Ladysmith’s first gluten-free (GF) bakery and bistro opens its doors this week.
The Wild Poppy Bistro will begin serving up a diverse menu of GF baking, sandwiches and light entrees beginning in late July, bistro co-owner Kate Cram said.
Cram, who owns and operates the Old Town Bakery with her husband Geoff, said their decision to branch out into the world of GF cuisine stems from a sensitivity to gluten Cram shares with her two youngest sons.
Kate and her sons were tested for celiac disease — a condition where the lining of the small intestine fails to absorb nutrients properly as a result of exposure to gluten — in 2010. The tests came back negative, but revealed that Kate and her sons suffered from a non-celiac gluten sensitivity (NCGS). That knowledge led the family to adopt a GF diet, and they’ve been living a wheat-, barley- and rye-free lifestyle ever since.
The perks of a GF diet were tangible, Cram said, adding the emotional and digestive issues she and her sons had been coping with subsided soon after they went gluten-free. Maintaining a GF lifestyle, however, proved to be a challenge whenever the family would attempt to eat out at restaurants.
“My kids, anywhere they go, they’re so limited on what they can have,” Cram said. “So I want [Wild Poppy] to be a place where people can walk in with these restrictions and be limitless. Where they can have a break from reality and try anything that they want and know that it’s safe.”
Faint traces of gluten can trigger reactions in celiac sufferers, so the Crams have decided staff and baked goods will travel in one direction only — from Wild Poppy to Old Town — on any given day to minimize the risk of cross-contamination.
To help staff their new location, Cram said they will hire six additional employees for Wild Poppy.
It remains to be seen if Wild Poppy will create competition for its sister shop.
Cram said she’s perfected a GF cinnamon roll, but a GF, yeast-leavened cinnamon bun similar to Old Town Bakery’s “Island’s best” buns has proved to be a challenge in its own right.
“With GF baking, you have to take everything that you know about regular baking and throw it out the window,” Cram said.
Bakers have to abandon their ritual cycles of kneading dough and letting it rise when working with GF flours, Cram said. Instead, they’re forced to “use the fastest yeast you can use, let it rise once, and throw it in the oven.”
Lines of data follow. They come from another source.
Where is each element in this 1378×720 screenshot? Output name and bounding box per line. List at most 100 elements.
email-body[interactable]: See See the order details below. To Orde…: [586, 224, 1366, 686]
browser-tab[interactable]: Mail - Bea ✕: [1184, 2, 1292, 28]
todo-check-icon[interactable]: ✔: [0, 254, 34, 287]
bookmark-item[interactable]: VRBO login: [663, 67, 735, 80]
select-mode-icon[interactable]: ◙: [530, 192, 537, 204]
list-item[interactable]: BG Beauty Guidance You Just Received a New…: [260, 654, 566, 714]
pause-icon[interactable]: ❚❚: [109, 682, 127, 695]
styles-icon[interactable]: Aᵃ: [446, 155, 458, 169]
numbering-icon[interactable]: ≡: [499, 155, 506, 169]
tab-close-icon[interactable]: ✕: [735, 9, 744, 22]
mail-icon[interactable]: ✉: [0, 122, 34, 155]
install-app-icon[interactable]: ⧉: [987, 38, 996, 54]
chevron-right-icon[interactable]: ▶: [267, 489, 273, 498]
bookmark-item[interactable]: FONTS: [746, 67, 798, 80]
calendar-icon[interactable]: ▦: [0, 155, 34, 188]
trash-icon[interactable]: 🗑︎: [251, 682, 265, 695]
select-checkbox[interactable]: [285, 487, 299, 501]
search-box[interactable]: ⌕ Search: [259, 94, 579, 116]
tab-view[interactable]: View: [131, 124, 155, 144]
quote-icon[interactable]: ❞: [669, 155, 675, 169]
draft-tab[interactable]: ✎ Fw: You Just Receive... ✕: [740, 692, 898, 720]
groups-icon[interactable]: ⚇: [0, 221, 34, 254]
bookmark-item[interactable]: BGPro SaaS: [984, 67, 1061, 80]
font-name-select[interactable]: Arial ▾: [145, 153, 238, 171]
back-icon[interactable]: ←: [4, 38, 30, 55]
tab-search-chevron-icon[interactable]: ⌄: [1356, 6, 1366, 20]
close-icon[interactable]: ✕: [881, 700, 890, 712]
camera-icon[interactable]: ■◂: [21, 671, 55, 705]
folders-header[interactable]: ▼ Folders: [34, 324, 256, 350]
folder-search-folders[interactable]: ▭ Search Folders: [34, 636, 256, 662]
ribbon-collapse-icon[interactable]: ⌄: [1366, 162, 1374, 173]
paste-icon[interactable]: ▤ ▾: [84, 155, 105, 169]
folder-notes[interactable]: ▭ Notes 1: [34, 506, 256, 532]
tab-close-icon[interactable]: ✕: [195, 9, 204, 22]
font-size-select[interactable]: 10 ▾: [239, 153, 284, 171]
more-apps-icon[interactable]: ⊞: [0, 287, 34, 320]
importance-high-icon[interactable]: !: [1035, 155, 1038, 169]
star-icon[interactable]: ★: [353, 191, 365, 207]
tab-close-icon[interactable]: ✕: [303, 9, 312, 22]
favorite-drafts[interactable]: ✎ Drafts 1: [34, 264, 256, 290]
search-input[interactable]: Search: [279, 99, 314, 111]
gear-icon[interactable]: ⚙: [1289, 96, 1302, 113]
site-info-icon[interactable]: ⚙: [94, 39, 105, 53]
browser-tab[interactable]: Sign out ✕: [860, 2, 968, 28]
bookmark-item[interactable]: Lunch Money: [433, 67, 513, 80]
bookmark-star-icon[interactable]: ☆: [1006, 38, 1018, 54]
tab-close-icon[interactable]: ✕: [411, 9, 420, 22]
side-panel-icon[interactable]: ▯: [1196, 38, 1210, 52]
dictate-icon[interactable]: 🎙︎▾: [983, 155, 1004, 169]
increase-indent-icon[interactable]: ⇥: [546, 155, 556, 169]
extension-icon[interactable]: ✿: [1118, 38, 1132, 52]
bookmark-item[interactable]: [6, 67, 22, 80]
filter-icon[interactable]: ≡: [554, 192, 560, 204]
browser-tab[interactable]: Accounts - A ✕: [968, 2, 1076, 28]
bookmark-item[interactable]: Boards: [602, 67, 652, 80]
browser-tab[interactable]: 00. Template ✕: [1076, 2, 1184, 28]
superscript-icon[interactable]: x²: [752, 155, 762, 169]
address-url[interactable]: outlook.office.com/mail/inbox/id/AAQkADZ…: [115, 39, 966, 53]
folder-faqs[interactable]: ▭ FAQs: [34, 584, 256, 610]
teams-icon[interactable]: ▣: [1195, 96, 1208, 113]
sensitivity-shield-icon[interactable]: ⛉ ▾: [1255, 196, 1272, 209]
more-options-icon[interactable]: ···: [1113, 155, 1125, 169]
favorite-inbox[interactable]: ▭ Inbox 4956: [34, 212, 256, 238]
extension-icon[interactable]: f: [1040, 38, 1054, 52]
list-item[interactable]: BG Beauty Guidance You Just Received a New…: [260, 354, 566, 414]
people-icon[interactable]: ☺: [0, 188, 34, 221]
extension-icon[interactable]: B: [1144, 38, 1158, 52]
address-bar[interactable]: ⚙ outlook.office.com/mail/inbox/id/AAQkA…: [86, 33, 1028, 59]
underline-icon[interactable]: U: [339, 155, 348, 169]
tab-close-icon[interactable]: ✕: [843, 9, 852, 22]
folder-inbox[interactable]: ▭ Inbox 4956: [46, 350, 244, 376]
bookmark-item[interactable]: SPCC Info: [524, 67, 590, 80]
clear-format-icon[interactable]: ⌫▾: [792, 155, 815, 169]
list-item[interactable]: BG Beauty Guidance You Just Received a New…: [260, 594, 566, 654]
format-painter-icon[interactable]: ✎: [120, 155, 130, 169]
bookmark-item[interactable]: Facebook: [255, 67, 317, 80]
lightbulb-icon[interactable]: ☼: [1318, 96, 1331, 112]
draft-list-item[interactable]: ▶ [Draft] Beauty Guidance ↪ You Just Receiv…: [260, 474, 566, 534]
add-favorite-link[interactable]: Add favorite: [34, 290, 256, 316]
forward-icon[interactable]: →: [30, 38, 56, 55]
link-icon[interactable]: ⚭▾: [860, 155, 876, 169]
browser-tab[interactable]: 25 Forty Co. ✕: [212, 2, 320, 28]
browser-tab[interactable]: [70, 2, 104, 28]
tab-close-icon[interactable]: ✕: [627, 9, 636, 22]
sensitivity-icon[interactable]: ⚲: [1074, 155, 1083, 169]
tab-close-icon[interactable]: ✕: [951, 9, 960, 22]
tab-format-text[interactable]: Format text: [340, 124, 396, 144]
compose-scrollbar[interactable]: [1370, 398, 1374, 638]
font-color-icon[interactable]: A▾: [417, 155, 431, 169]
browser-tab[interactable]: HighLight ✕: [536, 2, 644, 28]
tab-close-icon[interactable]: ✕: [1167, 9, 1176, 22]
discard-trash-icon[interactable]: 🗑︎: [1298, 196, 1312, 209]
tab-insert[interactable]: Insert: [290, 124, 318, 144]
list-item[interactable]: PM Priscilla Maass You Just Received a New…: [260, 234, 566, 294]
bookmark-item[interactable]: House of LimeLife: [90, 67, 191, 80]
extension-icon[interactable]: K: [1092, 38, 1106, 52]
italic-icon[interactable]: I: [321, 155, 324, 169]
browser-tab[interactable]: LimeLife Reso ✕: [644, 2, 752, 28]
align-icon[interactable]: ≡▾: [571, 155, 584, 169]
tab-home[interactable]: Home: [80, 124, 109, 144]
GF foods have increased in popularity in recent years as experts and the public gain a greater appreciation for rising rates of celiac disease and NCGS.
“There is no question that the incidence of celiac disease is rising,” wrote Sue Newell of the Canadian Celiac Association. “A recent study from the Mayo Clinic found a four-fold increase in the rate [of celiac disease] in today’s young men compared to that found in blood samples from soldiers in the late 1940s.”
Better diagnostic procedures take partial credit for the rise of gluten-triggered conditions, but changes to wheat may also play a role.
“Wheat today is different from the wheat of a century ago,” Newell added. “Selective breeding and hybridizing different strains of wheat have been used to select for wheat with shorter stems and more gluten. That is not the same as genetic modification, which inserts foreign genes into the wheat.”
Boosting wheat’s gluten content is thought by at least some experts, including the Mayo Clinic’s Joseph Murray, to be the cause of higher rates of celiac disease and NCGS.
Wild Poppy Bistro is located at the corner of First Avenue and High Street.